修復家の私考 〜 伝統・文化・芸術、そして文化財修復の世界 〜
◆修復家への招待
私の師匠である父は、かつて母方の祖父が起した表具店に働いていた。私がモノゴコロ付いた当時は、すでに彼は数人の職人を配下に従える長となり、もともと商才もあったのか、早くから店の経営もまかされていた様だ。私は中学生くらいになると、夏休みなどは、よく長い時間を持て余しては、この工房で下働きをして小遣いを稼いだ。もちろん、当初は父のアシスタントこそさせてはもらえなかったが、むしろお弟子さん達と一緒に仕事をするのがとても楽しかった。彼等はみな各々に素晴らしい技術を持ち、色々と経験も豊かだったから、良い勉強も悪い?勉強もをさせてもらった。

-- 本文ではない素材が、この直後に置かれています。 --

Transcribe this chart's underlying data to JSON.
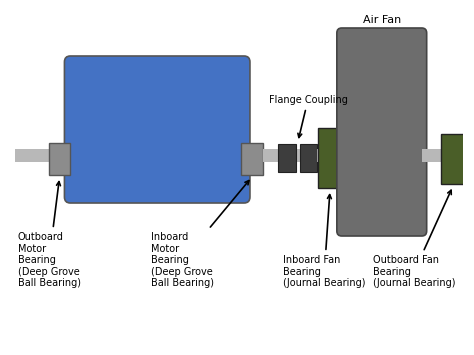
{
  "bg_color": "#ffffff",
  "shaft_color": "#b8b8b8",
  "motor_body_color": "#4472c4",
  "motor_bearing_color": "#8c8c8c",
  "fan_body_color": "#6d6d6d",
  "fan_bearing_color": "#4a5e28",
  "coupling_color": "#3d3d3d",
  "labels": {
    "outboard_motor": "Outboard\nMotor\nBearing\n(Deep Grove\nBall Bearing)",
    "inboard_motor": "Inboard\nMotor\nBearing\n(Deep Grove\nBall Bearing)",
    "inboard_fan": "Inboard Fan\nBearing\n(Journal Bearing)",
    "outboard_fan": "Outboard Fan\nBearing\n(Journal Bearing)",
    "flange_coupling": "Flange Coupling",
    "air_fan": "Air Fan"
  }
}
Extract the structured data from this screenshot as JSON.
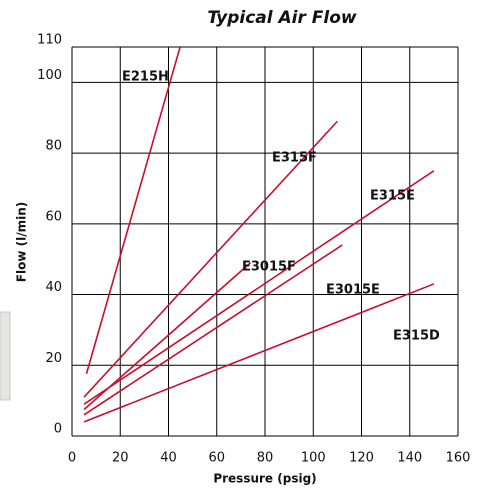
{
  "chart_data": {
    "type": "line",
    "title": "Typical Air Flow",
    "x_label": "Pressure (psig)",
    "y_label": "Flow (l/min)",
    "xlim": [
      0,
      160
    ],
    "xticks": [
      0,
      20,
      40,
      60,
      80,
      100,
      120,
      140,
      160
    ],
    "ylim": [
      0,
      110
    ],
    "yticks": [
      0,
      20,
      40,
      60,
      80,
      100,
      110
    ],
    "grid": true,
    "series": [
      {
        "name": "E215H",
        "color": "#c8102e",
        "x": [
          6,
          44.8
        ],
        "values": [
          17.6,
          110
        ]
      },
      {
        "name": "E315F",
        "color": "#c8102e",
        "x": [
          5,
          110
        ],
        "values": [
          11,
          89
        ]
      },
      {
        "name": "E315E",
        "color": "#c8102e",
        "x": [
          5,
          150
        ],
        "values": [
          9,
          75
        ]
      },
      {
        "name": "E3015F",
        "color": "#c8102e",
        "x": [
          5,
          74
        ],
        "values": [
          7.5,
          49
        ]
      },
      {
        "name": "E3015E",
        "color": "#c8102e",
        "x": [
          5,
          112
        ],
        "values": [
          6,
          54
        ]
      },
      {
        "name": "E315D",
        "color": "#c8102e",
        "x": [
          5,
          150
        ],
        "values": [
          4,
          43
        ]
      }
    ]
  }
}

父が表具職人であったこともあってか、表具の世界以外にも、職人と呼ばれる様々な業種の人々の仕事を間近で観る機会が多かった。表具師は仕事の種類も内容も実に豊富で、その仕事に関わる様々な技術を持った職人と密接な関係を持っている。仕事を通じて、広く芸術家(作家)とも知り合う機会が多く、彼等との交流も少なくはなかった様だ。

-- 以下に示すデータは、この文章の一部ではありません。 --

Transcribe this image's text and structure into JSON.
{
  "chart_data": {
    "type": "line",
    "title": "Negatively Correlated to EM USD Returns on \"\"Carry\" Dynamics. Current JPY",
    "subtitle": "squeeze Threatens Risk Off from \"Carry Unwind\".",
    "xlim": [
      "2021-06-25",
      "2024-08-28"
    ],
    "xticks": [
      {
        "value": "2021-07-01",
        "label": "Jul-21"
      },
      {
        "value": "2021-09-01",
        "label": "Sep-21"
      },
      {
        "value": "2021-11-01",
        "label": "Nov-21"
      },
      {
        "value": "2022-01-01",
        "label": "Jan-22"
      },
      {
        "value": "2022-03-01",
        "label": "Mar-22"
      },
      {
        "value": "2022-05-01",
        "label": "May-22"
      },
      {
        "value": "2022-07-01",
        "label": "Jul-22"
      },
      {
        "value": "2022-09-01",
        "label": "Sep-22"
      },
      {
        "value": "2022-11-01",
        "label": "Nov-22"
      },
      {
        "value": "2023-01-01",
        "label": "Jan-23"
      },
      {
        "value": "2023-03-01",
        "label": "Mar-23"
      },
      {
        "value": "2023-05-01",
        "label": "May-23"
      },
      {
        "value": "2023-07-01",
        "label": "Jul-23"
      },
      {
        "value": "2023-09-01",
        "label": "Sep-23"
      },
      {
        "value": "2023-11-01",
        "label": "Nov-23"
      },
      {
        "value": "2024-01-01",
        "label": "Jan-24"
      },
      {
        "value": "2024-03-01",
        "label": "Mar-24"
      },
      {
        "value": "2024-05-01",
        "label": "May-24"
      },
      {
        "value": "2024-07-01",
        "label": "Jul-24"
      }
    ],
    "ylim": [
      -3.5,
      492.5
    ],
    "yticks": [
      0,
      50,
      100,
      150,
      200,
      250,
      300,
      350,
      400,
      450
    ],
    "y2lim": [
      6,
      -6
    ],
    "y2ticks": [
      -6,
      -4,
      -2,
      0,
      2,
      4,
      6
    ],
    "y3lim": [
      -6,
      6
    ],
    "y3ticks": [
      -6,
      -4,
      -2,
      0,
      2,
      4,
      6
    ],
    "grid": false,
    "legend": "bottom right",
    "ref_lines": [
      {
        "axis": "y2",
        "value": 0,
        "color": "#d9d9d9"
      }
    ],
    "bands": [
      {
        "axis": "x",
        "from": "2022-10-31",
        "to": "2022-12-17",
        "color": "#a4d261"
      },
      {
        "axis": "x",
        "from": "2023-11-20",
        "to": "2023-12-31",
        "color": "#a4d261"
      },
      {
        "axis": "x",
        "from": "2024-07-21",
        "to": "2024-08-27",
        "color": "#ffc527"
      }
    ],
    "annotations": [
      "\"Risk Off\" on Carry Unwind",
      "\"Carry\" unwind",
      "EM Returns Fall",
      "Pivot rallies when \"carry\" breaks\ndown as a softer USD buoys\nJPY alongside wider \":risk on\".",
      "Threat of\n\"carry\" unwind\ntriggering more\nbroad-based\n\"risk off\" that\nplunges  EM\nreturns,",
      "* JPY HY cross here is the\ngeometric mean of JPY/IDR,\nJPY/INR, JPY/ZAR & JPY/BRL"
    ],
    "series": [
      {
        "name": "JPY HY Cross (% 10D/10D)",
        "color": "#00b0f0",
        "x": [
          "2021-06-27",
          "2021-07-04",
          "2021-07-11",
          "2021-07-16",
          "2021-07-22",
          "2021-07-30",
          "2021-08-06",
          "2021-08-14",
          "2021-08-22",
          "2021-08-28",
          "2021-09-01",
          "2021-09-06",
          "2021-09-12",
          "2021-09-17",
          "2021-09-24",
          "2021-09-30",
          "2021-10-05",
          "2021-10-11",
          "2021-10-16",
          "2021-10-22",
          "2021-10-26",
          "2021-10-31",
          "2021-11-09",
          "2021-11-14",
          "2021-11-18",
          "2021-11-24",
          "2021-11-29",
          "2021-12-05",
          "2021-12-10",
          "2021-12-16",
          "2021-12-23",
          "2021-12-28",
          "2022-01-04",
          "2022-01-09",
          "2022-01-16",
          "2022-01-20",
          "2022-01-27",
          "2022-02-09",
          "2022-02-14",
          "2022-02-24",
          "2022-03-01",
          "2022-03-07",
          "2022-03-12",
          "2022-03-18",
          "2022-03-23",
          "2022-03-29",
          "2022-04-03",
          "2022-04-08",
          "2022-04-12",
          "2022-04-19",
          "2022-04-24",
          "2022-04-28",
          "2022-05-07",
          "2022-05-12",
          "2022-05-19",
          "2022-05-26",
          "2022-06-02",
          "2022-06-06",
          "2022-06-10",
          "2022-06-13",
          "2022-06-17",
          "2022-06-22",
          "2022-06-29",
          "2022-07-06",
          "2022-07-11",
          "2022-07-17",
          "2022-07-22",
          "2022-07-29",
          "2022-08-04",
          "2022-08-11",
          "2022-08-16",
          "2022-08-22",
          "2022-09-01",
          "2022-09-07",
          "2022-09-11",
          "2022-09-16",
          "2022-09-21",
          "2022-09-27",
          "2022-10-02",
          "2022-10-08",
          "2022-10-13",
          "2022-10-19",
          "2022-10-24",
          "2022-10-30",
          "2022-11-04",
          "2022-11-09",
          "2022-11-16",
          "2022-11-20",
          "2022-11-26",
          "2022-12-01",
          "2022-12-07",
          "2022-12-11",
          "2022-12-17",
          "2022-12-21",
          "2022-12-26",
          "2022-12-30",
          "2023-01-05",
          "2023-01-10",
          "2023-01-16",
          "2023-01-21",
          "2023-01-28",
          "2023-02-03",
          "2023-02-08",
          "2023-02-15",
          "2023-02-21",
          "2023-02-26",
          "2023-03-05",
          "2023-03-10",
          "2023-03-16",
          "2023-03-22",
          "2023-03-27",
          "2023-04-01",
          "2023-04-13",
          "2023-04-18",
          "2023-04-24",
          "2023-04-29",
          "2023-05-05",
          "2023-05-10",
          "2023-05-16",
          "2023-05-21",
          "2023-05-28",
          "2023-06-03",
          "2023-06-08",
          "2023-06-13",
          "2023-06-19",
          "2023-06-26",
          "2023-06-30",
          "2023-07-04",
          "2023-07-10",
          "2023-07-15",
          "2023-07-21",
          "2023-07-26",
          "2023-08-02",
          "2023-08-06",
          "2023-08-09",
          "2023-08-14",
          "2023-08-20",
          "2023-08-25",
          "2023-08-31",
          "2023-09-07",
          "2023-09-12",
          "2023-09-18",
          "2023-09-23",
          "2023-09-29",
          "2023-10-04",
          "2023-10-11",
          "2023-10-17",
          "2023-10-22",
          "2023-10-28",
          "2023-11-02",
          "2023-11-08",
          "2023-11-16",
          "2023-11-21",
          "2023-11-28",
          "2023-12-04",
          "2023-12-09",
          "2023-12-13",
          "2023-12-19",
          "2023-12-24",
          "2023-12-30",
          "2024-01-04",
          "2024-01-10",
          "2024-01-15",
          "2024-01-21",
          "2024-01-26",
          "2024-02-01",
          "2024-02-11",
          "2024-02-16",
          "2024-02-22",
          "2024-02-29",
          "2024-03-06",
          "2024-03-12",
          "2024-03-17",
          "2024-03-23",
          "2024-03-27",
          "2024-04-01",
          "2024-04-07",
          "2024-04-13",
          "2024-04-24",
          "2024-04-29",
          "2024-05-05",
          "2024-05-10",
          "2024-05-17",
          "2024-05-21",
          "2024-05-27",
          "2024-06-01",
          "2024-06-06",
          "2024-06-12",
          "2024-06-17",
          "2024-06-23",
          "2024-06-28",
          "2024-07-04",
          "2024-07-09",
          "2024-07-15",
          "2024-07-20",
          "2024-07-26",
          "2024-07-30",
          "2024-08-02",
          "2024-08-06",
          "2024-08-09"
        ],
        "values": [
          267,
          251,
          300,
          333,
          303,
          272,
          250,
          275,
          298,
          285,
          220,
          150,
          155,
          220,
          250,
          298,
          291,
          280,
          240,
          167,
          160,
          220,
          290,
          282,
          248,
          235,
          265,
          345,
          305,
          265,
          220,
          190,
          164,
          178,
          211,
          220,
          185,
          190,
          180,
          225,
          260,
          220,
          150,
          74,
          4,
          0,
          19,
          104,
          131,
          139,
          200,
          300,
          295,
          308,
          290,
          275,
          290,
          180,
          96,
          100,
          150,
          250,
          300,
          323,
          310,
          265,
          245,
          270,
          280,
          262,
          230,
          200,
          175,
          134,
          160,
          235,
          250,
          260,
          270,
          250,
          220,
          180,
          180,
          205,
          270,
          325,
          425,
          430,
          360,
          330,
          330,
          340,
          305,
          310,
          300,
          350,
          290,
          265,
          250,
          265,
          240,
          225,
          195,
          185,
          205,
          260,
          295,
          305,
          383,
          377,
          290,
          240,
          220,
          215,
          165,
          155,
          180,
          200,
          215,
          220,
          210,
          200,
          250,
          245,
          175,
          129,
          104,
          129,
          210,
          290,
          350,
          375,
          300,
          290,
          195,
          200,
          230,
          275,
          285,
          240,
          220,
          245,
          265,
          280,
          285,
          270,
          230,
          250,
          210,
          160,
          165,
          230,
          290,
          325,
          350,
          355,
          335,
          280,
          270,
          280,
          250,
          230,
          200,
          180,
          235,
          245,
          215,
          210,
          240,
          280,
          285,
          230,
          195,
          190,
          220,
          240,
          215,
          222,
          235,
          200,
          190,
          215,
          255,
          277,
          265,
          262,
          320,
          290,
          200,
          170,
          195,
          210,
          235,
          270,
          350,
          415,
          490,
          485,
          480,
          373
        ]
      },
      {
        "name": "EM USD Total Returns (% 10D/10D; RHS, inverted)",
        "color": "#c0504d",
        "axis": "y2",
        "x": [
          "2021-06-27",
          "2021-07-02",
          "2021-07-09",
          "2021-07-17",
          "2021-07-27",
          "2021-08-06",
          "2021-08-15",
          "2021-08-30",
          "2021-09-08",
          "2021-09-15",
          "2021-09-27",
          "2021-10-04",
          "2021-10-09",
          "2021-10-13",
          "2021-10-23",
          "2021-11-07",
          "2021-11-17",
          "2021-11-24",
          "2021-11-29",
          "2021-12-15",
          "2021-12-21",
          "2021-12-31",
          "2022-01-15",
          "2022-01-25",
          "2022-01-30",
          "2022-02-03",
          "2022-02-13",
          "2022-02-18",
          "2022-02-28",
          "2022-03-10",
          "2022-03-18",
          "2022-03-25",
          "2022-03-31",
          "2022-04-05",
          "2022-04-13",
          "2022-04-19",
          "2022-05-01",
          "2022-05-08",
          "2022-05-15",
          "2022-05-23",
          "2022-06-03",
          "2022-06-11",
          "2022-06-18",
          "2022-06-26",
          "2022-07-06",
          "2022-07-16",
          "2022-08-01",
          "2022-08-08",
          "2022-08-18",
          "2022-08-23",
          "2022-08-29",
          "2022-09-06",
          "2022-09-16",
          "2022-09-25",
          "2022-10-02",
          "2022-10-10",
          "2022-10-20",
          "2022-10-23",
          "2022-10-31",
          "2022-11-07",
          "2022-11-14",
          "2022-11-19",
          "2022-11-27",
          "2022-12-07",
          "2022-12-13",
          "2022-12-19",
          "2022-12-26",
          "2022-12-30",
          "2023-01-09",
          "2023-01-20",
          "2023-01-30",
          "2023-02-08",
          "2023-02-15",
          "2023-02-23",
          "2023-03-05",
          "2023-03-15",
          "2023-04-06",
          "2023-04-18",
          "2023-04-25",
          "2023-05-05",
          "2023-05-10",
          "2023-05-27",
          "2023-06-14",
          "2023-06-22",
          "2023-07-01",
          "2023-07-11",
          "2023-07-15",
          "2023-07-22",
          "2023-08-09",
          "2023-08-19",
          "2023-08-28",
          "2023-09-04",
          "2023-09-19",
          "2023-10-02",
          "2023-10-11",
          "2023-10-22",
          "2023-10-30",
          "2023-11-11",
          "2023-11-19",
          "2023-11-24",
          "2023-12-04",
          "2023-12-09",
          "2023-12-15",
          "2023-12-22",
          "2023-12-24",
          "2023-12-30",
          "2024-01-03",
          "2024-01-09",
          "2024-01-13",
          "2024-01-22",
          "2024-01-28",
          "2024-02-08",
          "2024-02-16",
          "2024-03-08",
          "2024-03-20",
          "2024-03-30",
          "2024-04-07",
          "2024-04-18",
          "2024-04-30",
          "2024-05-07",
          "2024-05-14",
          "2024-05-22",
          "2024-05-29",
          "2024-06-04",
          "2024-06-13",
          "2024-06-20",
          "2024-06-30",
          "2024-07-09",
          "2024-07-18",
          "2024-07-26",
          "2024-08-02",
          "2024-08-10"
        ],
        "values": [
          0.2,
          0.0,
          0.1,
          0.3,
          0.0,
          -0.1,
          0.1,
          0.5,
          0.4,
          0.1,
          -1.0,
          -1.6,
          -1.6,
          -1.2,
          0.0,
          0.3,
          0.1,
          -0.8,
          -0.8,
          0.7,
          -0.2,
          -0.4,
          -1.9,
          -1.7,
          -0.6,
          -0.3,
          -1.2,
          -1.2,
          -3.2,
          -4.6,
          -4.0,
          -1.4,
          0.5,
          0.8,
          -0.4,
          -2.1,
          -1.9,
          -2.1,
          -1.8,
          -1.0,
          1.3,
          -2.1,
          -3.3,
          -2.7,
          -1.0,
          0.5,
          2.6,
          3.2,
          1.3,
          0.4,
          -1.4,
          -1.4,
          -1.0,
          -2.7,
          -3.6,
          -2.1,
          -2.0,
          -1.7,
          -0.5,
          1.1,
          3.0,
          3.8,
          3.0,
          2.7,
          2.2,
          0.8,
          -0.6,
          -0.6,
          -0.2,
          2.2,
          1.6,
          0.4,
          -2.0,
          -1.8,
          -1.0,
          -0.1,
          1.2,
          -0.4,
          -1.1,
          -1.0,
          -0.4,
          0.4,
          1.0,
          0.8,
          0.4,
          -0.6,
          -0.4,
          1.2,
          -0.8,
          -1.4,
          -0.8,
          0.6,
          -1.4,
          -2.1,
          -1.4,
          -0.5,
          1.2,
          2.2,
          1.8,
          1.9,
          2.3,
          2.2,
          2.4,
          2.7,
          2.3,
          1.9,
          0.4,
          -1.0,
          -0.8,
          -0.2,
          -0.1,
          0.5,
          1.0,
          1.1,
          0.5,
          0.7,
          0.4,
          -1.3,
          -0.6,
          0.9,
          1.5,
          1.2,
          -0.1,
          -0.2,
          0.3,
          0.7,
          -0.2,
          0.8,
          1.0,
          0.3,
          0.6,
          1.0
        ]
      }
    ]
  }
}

『門前の小僧』ではないが、私は幼い頃からこの恩恵を受けて来た。日曜日さえもよく仕事をしていた父に連れられて、そんな職人の家へ、工房の奥へ入る特権を与えられた。これは、学校では絶対に観ることも知ることさえも出来ない、ちょっと秘密めいて、怪し気で、だからこそ、ちょうど好奇心旺盛で、多感な頃の私の目に、とても魅力的な世界に映ったのだろう。

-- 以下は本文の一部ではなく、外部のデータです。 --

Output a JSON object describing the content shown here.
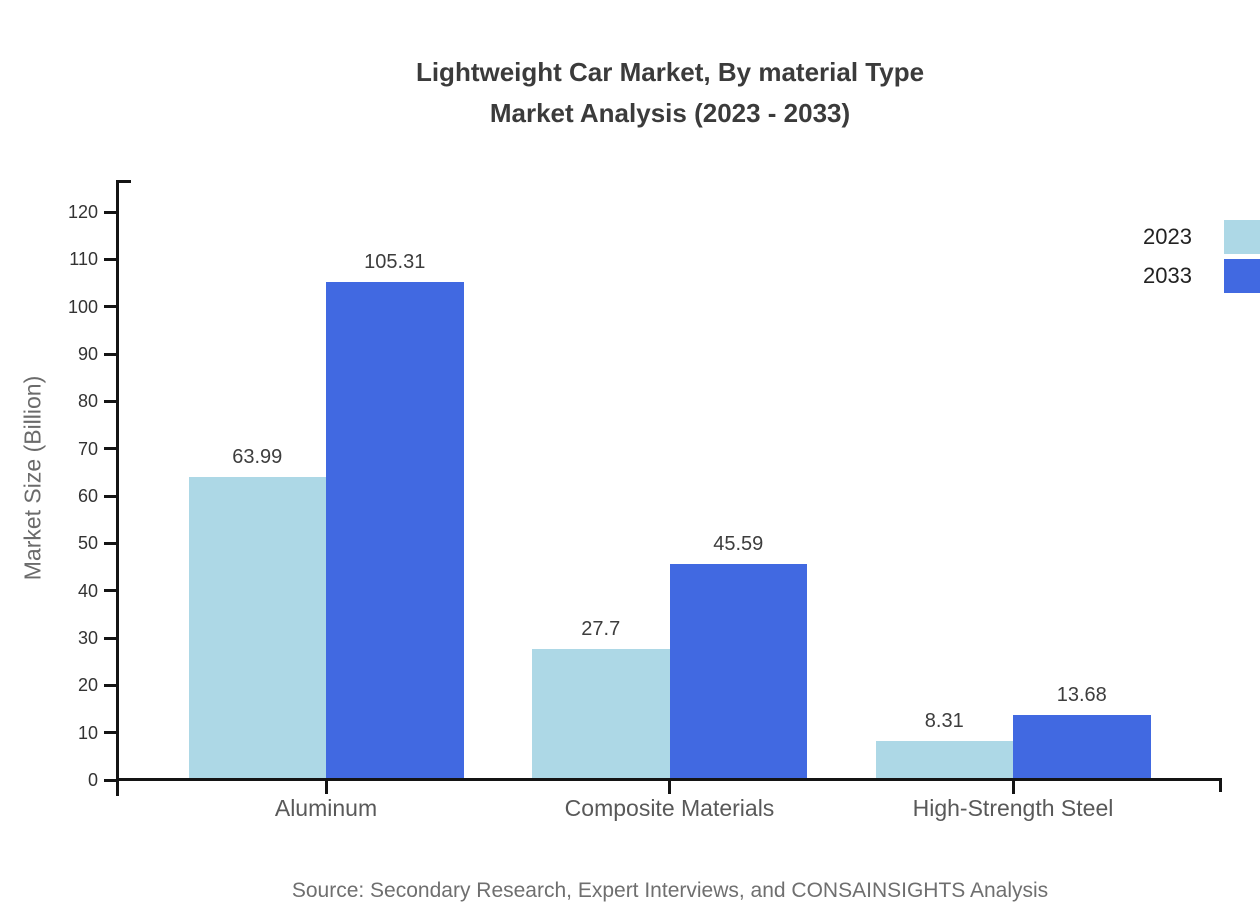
{
  "title": {
    "line1": "Lightweight Car Market, By material Type",
    "line2": "Market Analysis (2023 - 2033)"
  },
  "source": "Source: Secondary Research, Expert Interviews, and CONSAINSIGHTS Analysis",
  "colors": {
    "series_2023": "#ADD8E6",
    "series_2033": "#4169E1",
    "axis": "#141414",
    "title_text": "#3b3b3b",
    "tick_text": "#333333",
    "category_text": "#595959",
    "source_text": "#6f6f6f"
  },
  "chart_data": {
    "type": "bar",
    "title": "Lightweight Car Market, By material Type Market Analysis (2023 - 2033)",
    "categories": [
      "Aluminum",
      "Composite Materials",
      "High-Strength Steel"
    ],
    "series": [
      {
        "name": "2023",
        "color": "#ADD8E6",
        "values": [
          63.99,
          27.7,
          8.31
        ]
      },
      {
        "name": "2033",
        "color": "#4169E1",
        "values": [
          105.31,
          45.59,
          13.68
        ]
      }
    ],
    "value_labels": [
      [
        "63.99",
        "27.7",
        "8.31"
      ],
      [
        "105.31",
        "45.59",
        "13.68"
      ]
    ],
    "xlabel": "",
    "ylabel": "Market Size (Billion)",
    "ylim": [
      0,
      120
    ],
    "ytick_step": 10,
    "ytick_labels": [
      "0",
      "10",
      "20",
      "30",
      "40",
      "50",
      "60",
      "70",
      "80",
      "90",
      "100",
      "110",
      "120"
    ],
    "grid": false,
    "legend_position": "top-right",
    "data_labels": true
  }
}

まるで手の切れるように製材された木材を、1ミリの隙間もなく障子や襖、屏風の下骨に仕上げて行く建具屋(私達は下骨を作る専門職として骨屋と俗称で呼ぶ)。彼の持つ黒光りする鉋(かんな)からは、杉の香高く、向こうが透けて見えるような、美しい鉋屑が吐き出された。艶やかで、ねっとりとした漆を丁寧に塗り重ね、研摩し、研摩しては塗り、いつか鏡のように塗装面を仕上げる漆師(ぬし)。ネズミ色をしたコンクリートの水槽に、泥のような紙料をかき混ぜ、寒さの中で白い息をはきながら、リズムよく全身を揺さぶりながら漉き簾を動かしていた紙漉き職人。大きな桶のような、舟のような不思議な形の台の上に立て膝で座り、恐ろしく長い、怪しい光を放つ刀を研ぐ研師。まるで魔術のように、轆轤に置いた粘土の固まりから器を導き出す陶芸家。大きな木鎚をふるい、鑿で大木から人やモノの姿を作り上げる彫刻家。筆に含んだ絵の具を調整するために、溶いた絵の具と共に口で余計な水分を吸い取ってしまう画家の口元は、悪魔のように青黒く、ギョッとさせられた。きっと昔(昭和40〜50年ごろまでかな)は、けっこう一般の家庭でも見られたのだと思うのだが、なにより面白かったのが畳屋さんで、太く長い針を畳に刺して、糸を引っ張ったかと思うと、黒光りする金属のひじ当てで、グリグリッと糸を締めるしぐさ、ちょっと古びて焦げ付いて、ポコポコにへこんだ薬缶の口から直接水を含んだかと思うと、畳めがけて噴霧器よろしく、『ぷーっ』と一気に吹き掛けるのは最高のパフォーマンスで、ずっと目が放せなかった。あんまりジッと見つめていると、『じゃまだ』とか『あっちへ行きな』とお小言もいわれたが(昔の職人はけっこう恐かった)。ニコニコ笑いながら『オレの弟子になるかい?』などといわれると、どう返答して良いものか、ずいぶん困った思い出がある。
何もかも、今はめくるめく光景。見て来たものはみな良い思い出で、当時の私にとっては、みな神々しい姿に見えた。私は文化の創造主を目の前に、モノの産み出されるたくさんの瞬間に立ち会って来た。私がこの世界に入ったのも、この時に見た世界の素晴らしさ、驚異にも似た驚きと、ワクワクするような興奮が忘れられなかったからだと思う。私は、日本の歴史や文化、人々の生活や社会を支えて来た人々の姿を、いつも間近に観て来れたことを本当に幸せだったと思っている。
今や、こういった人々が、私達の生活の急速な変化のなかで無用となり、時代の異物とさえ思われ(すでにそうなっているのであろう)、需要の激減から継承することもままならず、社会的にも周縁に追いやられ、忘れ去られ、加速度をつけて終息に向かっている現状を聴き、観るたびに、いつも、私達のような文化を守ろうとしている人間の非力さを思い知らされている。